What is plagiarism? How can you avoid it? What are citation styles, and how can you get help? This guide will help to answer these important questions!

Can you plagiarize accidentally?

Of course you can—it happens all the time. But that doesn't make it okay. Most people know that you should not use exact words or sentences written by someone else without providing a citation for the quote. But you should also avoid using other people's ideas.  If you have paraphrased someone else's work, you must cite your source, even if you use your own words. However, if you interpret someone else's ideas, using mostly different words and putting your own spin on the topic, then you will be okay.  

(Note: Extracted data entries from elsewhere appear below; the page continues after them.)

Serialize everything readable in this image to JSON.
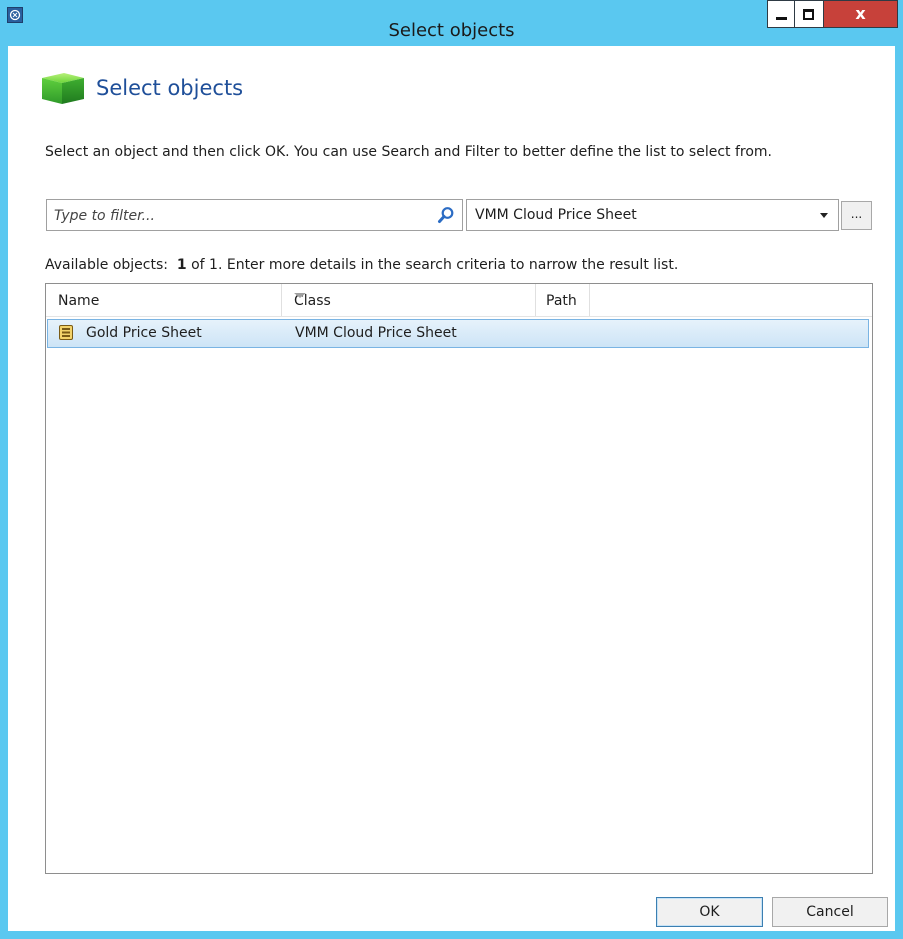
{
  "window": {
    "title": "Select objects"
  },
  "header": {
    "title": "Select objects"
  },
  "instructions": "Select an object and then click OK. You can use Search and Filter to better define the list to select from.",
  "filter": {
    "placeholder": "Type to filter..."
  },
  "class_select": {
    "selected": "VMM Cloud Price Sheet"
  },
  "browse_button": {
    "label": "..."
  },
  "available": {
    "prefix": "Available objects:",
    "count": "1",
    "suffix": "of 1. Enter more details in the search criteria to narrow the result list."
  },
  "list": {
    "columns": [
      "Name",
      "Class",
      "Path"
    ],
    "rows": [
      {
        "name": "Gold Price Sheet",
        "class": "VMM Cloud Price Sheet",
        "path": ""
      }
    ]
  },
  "footer": {
    "ok_label": "OK",
    "cancel_label": "Cancel"
  },
  "colors": {
    "titlebar": "#5ac8f0",
    "close_button": "#c7413a",
    "header_title": "#1f4f99",
    "selected_row": "#cde4f6"
  },
  "icons": [
    "app-icon",
    "cube-icon",
    "search-icon",
    "chevron-down-icon",
    "sort-indicator",
    "price-sheet-icon"
  ]
}
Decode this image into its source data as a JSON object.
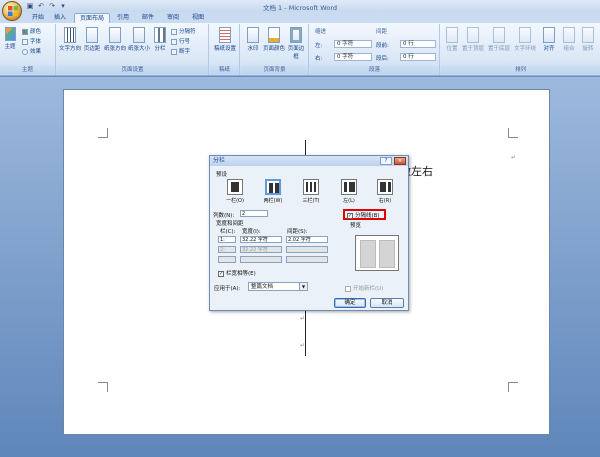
{
  "app": {
    "title": "文档 1 - Microsoft Word"
  },
  "qat": {
    "save_icon": "save-icon",
    "undo_icon": "undo-icon",
    "redo_icon": "redo-icon"
  },
  "tabs": [
    {
      "label": "开始"
    },
    {
      "label": "插入"
    },
    {
      "label": "页面布局"
    },
    {
      "label": "引用"
    },
    {
      "label": "邮件"
    },
    {
      "label": "审阅"
    },
    {
      "label": "视图"
    }
  ],
  "ribbon": {
    "theme": {
      "label": "主题",
      "button": "主题",
      "colors": "颜色",
      "fonts": "字体",
      "effects": "效果"
    },
    "page_setup": {
      "label": "页面设置",
      "text_direction": "文字方向",
      "margins": "页边距",
      "orientation": "纸张方向",
      "size": "纸张大小",
      "columns": "分栏",
      "breaks": "分隔符",
      "line_numbers": "行号",
      "hyphenation": "断字"
    },
    "manuscript": {
      "label": "稿纸",
      "button": "稿纸设置"
    },
    "page_background": {
      "label": "页面背景",
      "watermark": "水印",
      "page_color": "页面颜色",
      "page_borders": "页面边框"
    },
    "paragraph": {
      "label": "段落",
      "indent_header": "缩进",
      "spacing_header": "间距",
      "left_label": "左:",
      "left_value": "0 字符",
      "right_label": "右:",
      "right_value": "0 字符",
      "before_label": "段前:",
      "before_value": "0 行",
      "after_label": "段后:",
      "after_value": "0 行"
    },
    "arrange": {
      "label": "排列",
      "position": "位置",
      "bring_front": "置于顶层",
      "send_back": "置于底层",
      "wrap": "文字环绕",
      "align": "对齐",
      "group": "组合",
      "rotate": "旋转"
    }
  },
  "document": {
    "body_text": "做左右",
    "para_mark": "↵"
  },
  "dialog": {
    "title": "分栏",
    "help": "?",
    "close": "×",
    "presets_label": "预设",
    "presets": [
      {
        "label": "一栏(O)"
      },
      {
        "label": "两栏(W)"
      },
      {
        "label": "三栏(T)"
      },
      {
        "label": "左(L)"
      },
      {
        "label": "右(R)"
      }
    ],
    "num_columns_label": "列数(N):",
    "num_columns_value": "2",
    "line_between_label": "分隔线(B)",
    "line_between_checked": true,
    "width_spacing_label": "宽度和间距",
    "col_header": "栏(C):",
    "width_header": "宽度(I):",
    "spacing_header": "间距(S):",
    "rows": [
      {
        "col": "1:",
        "width": "32.22 字符",
        "spacing": "2.02 字符"
      },
      {
        "col": "2:",
        "width": "32.22 字符",
        "spacing": ""
      },
      {
        "col": "",
        "width": "",
        "spacing": ""
      }
    ],
    "equal_width_label": "栏宽相等(E)",
    "equal_width_checked": true,
    "preview_label": "预览",
    "apply_to_label": "应用于(A):",
    "apply_to_value": "整篇文档",
    "new_column_label": "开始新栏(U)",
    "ok": "确定",
    "cancel": "取消"
  }
}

One more thing: if you read the same idea in three or four different sources, and they don't seem to refer back to one original source, then you can consider that idea to be common knowledge.  Even if it's a new idea to you, it is probably common knowledge to the practitioners in that field of study.  You can safely use common knowledge ideas without citation.

But keep this in mind: according to research expert William Badke, "...the point of a research essay is not simply to quote or interpret others, but to evaluate their work and provide your own arguments" (243).

Badke, William. Research Strategies: Finding Your Way Through the Information Fog. 4th ed. Bloomington, IN: iUniverse, 2011. Print.

What's the Big Deal?

Why is avoiding plagiarism so important?

What is plagiarism? The dictionary's definition is: "Using ideas, plots, text and other intellectual property developed by someone else while claiming it is your original work." Plagiarism is theft; plagiarism is a lie; plagiarism involves pretense and deception; plagiarism is a violation of the DBU Honor Code.

Why does DBU have an Honor Code? Consider Colossians 3:23:

"Whatever you do, do your work heartily, as for the Lord rather than for men."(NASB)

Here is the same passage, plus the surrounding verses, as it appears in the The Message paraphrase edition:

"Servants, do what you're told by your earthly masters. And don't just do the minimum that will get you by. Do your best. Work from the heart for your real Master, for God, confident that you'll get paid in full when you come into your inheritance. Keep in mind always that the ultimate Master you're serving is Christ. The sullen servant who does shoddy work will be held responsible. Being a follower of Jesus doesn't cover up bad work."

Your opportunity for an education at DBU is a gift from God. Don’t allow dishonesty or laziness to tarnish that gift.